Collects the inlink/outlink Node graph and returns it as a list of (from, to) edges.

Parameters:
  • nodes – A list of Node instances. All are expected to be within one document.

  • validate – If set, will raise a ValueError if the graph defined by the Nodes is invalid.

Returns:

A list of (from, to) id pairs that represent edges in the Node graph.

mung.io.parse_node_classes(filename: str) List[NodeClass][source]

Extract the list of NodeClass objects from an xml file with a NodeClasses as the top element and NodeClass children.

mung.io.read_nodes_from_file(filename: str) List[Node][source]

From a xml file with a Nodes as the top element, parse a list of nodes. (See Node class documentation for a description of the XMl format.)

Let’s test whether the parsing function works:

>>> test_data_dir = os.path.join(os.path.dirname(os.path.dirname(__file__)),
...                              'test', 'test_data')
>>> file = os.path.join(test_data_dir, '01_basic.xml')
>>> nodes = read_nodes_from_file(file)
>>> len(nodes)
48

Let’s also test the data attribute: >>> file_with_data = os.path.join(test_data_dir, ‘01_basic_binary_2.0.xml’) >>> nodes = read_nodes_from_file(file_with_data) >>> nodes[0].data[‘pitch_step’] ‘G’ >>> nodes[0].data[‘midi_pitch_code’] 79 >>> nodes[0].data[‘precedence_outlinks’] [8, 17] >>> nodes[0].dataset ‘MUSCIMA-pp_2.0’ >>> nodes[0].document ‘01_basic_binary’

Returns:

A list of ``Node``s.

mung.io.validate_document_graph_structure(nodes: List[Node]) bool[source]

Check that the graph defined by the inlinks and outlinks in the given list of Nodes is valid: no relationships leading from or to objects with non-existent ``id``s.

Checks that all the Nodes come from one document. (Raises a ValueError otherwise.)

Parameters:

nodes – A list of Node instances.

Returns:

True if graph is valid, False otherwise.

mung.io.validate_nodes_graph_structure(nodes: List[Node]) bool[source]

Check that the graph defined by the inlinks and outlinks in the given list of Nodes is valid: no relationships leading from or to objects with non-existent ``id``s.

Can deal with Nodes coming from a combination of documents, through the Node document property.
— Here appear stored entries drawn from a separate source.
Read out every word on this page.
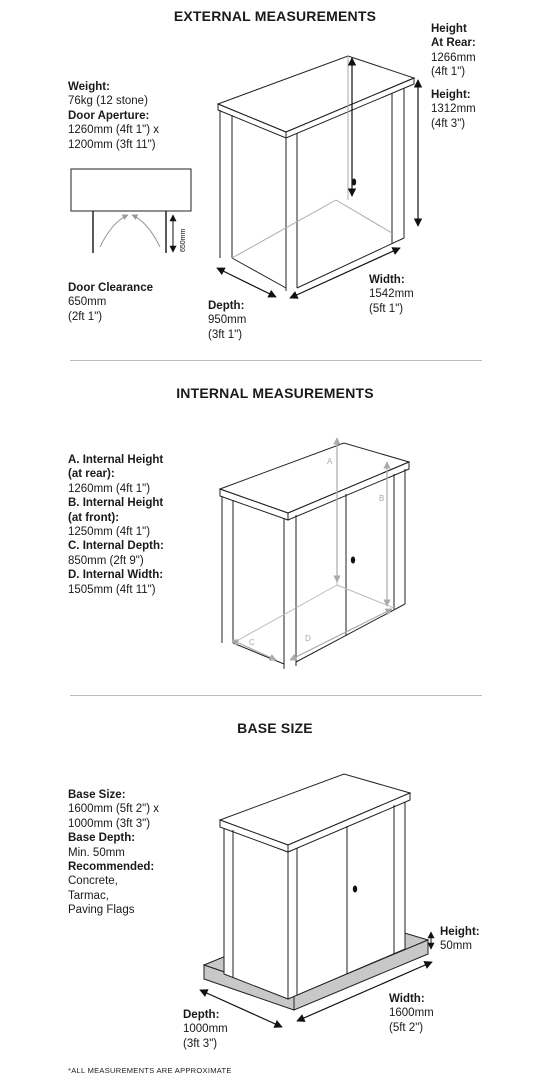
EXTERNAL MEASUREMENTS
Weight:
76kg (12 stone)
Door Aperture:
1260mm (4ft 1") x
1200mm (3ft 11")
Door Clearance
650mm
(2ft 1")
Height
At Rear:
1266mm
(4ft 1")
Height:
1312mm
(4ft 3")
Width:
1542mm
(5ft 1")
Depth:
950mm
(3ft 1")
650mm
INTERNAL MEASUREMENTS
A. Internal Height
(at rear):
1260mm (4ft 1")
B. Internal Height
(at front):
1250mm (4ft 1")
C. Internal Depth:
850mm (2ft 9")
D. Internal Width:
1505mm (4ft 11")
A
B
C	D
BASE SIZE
Base Size:
1600mm (5ft 2") x
1000mm (3ft 3")
Base Depth:
Min. 50mm
Recommended:
Concrete,
Tarmac,
Paving Flags
Height:
50mm
Width:
1600mm
(5ft 2")
Depth:
1000mm
(3ft 3")
*ALL MEASUREMENTS ARE APPROXIMATE
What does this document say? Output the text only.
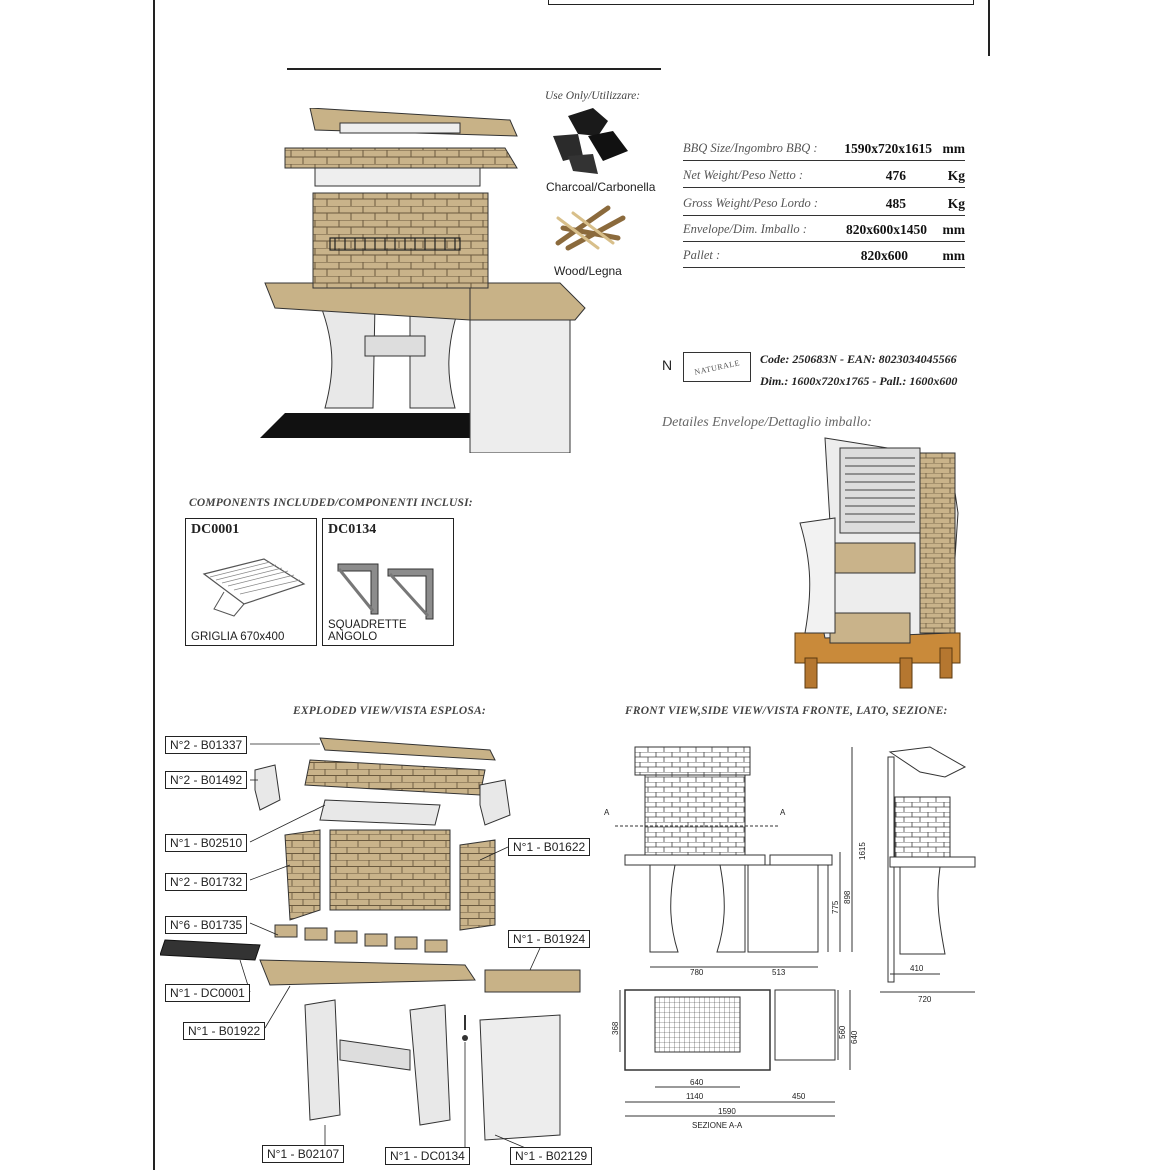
Use Only/Utilizzare:
Charcoal/Carbonella
Wood/Legna
BBQ Size/Ingombro BBQ : 1590x720x1615 mm
Net Weight/Peso Netto :	476	Kg
Gross Weight/Peso Lordo :	485	Kg
Envelope/Dim. Imballo :	820x600x1450 mm
Pallet :	820x600	mm
N	NATURALE Code: 250683N - EAN: 8023034045566
Dim.: 1600x720x1765 - Pall.: 1600x600
Detailes Envelope/Dettaglio imballo:
COMPONENTS INCLUDED/COMPONENTI INCLUSI:
DC0001
GRIGLIA 670x400
DC0134
SQUADRETTE ANGOLO
EXPLODED VIEW/VISTA ESPLOSA:
N°2 - B01337
N°2 - B01492
N°1 - B02510
N°2 - B01732
N°6 - B01735
N°1 - DC0001
N°1 - B01922
N°1 - B01622
N°1 - B01924
N°1 - B02107	N°1 - DC0134	N°1 - B02129
FRONT VIEW,SIDE VIEW/VISTA FRONTE, LATO, SEZIONE:
A	A
780	513
1615
898
775
410
720
368	560 640
640
1140	450
1590
SEZIONE A-A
Warns about documents which are found inconsistent.

Parameters:

nodes – A list of Node instances.

Returns:

True if graph is valid, False otherwise.

mung.io.write_nodes_to_file(nodes: List[Node], file_path: str, document: str = None, dataset: str = None) None[source]
mung.io.write_nodes_to_string(nodes: List[Node], document: str = None, dataset: str = None) str[source]

Writes the Node data as an XML string. Does not write to a file – use write_nodes_to_file if you want that behavior.